Un tournant réglementaire pour le marché financier tunisien
Le Conseil du Marché Financier (CMF) a annoncé la publication de son nouveau règlement relatif aux mesures d’application en matière de lutte contre le blanchiment d’argent, le financement du terrorisme et la prolifération des armes. Le texte est officiellement paru au Journal Officiel de la République Tunisienne n° 9 du 23 janvier 2026, marquant une mise à jour majeure du cadre réglementaire tunisien dans ce domaine sensible. Cette réforme vise un alignement renforcé avec la législation nationale et les meilleures normes internationales.
Ce règlement s’appuie sur les évolutions introduites par la loi organique n°2019-9 du 23 janvier 2019, qui a modifié la loi organique n°2015-26 du 7 août 2015 relative à la lutte contre le terrorisme et la répression du blanchiment d’argent.

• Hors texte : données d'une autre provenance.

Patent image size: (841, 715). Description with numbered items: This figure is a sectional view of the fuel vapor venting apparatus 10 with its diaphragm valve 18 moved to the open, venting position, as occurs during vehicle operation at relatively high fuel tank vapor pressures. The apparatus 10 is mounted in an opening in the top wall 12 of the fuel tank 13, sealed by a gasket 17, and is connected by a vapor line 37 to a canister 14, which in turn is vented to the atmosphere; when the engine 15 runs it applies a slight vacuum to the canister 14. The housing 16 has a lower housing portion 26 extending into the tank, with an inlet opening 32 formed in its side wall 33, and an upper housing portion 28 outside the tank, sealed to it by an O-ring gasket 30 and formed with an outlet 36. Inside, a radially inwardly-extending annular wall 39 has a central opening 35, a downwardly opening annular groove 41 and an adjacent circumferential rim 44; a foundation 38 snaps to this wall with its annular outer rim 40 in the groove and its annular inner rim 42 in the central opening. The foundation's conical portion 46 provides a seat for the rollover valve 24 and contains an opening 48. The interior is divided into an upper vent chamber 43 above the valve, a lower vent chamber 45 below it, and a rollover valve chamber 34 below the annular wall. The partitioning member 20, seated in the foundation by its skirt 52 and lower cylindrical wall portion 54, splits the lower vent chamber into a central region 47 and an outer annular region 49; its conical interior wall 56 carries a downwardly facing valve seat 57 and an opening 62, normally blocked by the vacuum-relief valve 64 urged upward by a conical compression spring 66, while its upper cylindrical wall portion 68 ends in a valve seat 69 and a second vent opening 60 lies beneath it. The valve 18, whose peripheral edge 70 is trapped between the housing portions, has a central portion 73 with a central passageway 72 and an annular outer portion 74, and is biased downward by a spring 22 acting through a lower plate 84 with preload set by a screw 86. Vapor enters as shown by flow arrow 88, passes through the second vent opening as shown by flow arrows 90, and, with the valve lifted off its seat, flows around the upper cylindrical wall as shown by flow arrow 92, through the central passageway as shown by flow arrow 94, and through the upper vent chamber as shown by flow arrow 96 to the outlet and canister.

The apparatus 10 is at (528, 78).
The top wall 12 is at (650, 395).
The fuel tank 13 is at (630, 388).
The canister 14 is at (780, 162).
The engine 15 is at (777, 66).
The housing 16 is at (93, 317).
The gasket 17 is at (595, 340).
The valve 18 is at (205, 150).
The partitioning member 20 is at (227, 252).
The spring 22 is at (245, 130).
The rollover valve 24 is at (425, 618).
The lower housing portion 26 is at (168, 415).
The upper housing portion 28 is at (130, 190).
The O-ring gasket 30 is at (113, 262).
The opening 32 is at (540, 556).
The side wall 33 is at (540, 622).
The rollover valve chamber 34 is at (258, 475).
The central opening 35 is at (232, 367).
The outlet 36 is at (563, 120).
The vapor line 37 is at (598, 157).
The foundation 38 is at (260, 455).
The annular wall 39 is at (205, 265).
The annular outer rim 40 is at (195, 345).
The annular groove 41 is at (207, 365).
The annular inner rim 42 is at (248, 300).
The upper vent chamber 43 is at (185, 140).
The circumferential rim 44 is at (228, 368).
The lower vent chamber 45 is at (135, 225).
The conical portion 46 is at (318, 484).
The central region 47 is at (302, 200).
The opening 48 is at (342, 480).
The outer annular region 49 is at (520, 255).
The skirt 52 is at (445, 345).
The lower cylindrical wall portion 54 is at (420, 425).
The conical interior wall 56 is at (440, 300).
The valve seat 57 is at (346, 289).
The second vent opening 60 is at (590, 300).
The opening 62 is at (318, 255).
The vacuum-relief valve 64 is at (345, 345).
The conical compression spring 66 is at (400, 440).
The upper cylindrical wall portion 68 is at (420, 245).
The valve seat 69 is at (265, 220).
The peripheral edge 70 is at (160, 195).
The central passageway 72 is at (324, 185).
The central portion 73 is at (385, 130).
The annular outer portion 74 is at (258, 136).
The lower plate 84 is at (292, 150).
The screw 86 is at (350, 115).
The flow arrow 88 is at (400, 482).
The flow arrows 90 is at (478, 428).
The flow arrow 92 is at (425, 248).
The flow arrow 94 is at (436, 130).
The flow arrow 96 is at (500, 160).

Il tient également compte des recommandations du GAFIMOAN (MENAFATF) dans le cadre du processus d’évaluation mutuelle, un élément clé pour la crédibilité internationale du dispositif tunisien.
Une approche basée sur les risques désormais centrale
La principale évolution introduite par le CMF repose sur l’adoption explicite de l’approche fondée sur les risques. Cette méthode devient la référence pour déterminer la nature et l’intensité des mesures de vigilance et de contrôle que doivent appliquer les acteurs soumis à la supervision du CMF.
Concrètement, les institutions financières devront adapter leurs dispositifs en fonction du profil de risque de leurs clients, des produits proposés, des canaux utilisés et des zones géographiques concernées. Cette logique vise à rendre la prévention plus efficace, en concentrant les efforts là où les menaces sont les plus élevées.
Le crowdfunding désormais dans le périmètre du CMF
Autre avancée notable : l’élargissement du champ d’application du règlement au crowdfunding en investissement dans des valeurs mobilières. Cette intégration répond à l’essor des plateformes numériques de financement et aux risques spécifiques liés aux flux financiers dématérialisés.
Les opérateurs de financement participatif concernés devront désormais se conformer aux mêmes exigences que les autres acteurs du marché financier, notamment en matière d’identification des clients, d’évaluation des risques et de dispositifs de contrôle interne. Le CMF anticipe ainsi les vulnérabilités associées aux nouveaux modèles de financement.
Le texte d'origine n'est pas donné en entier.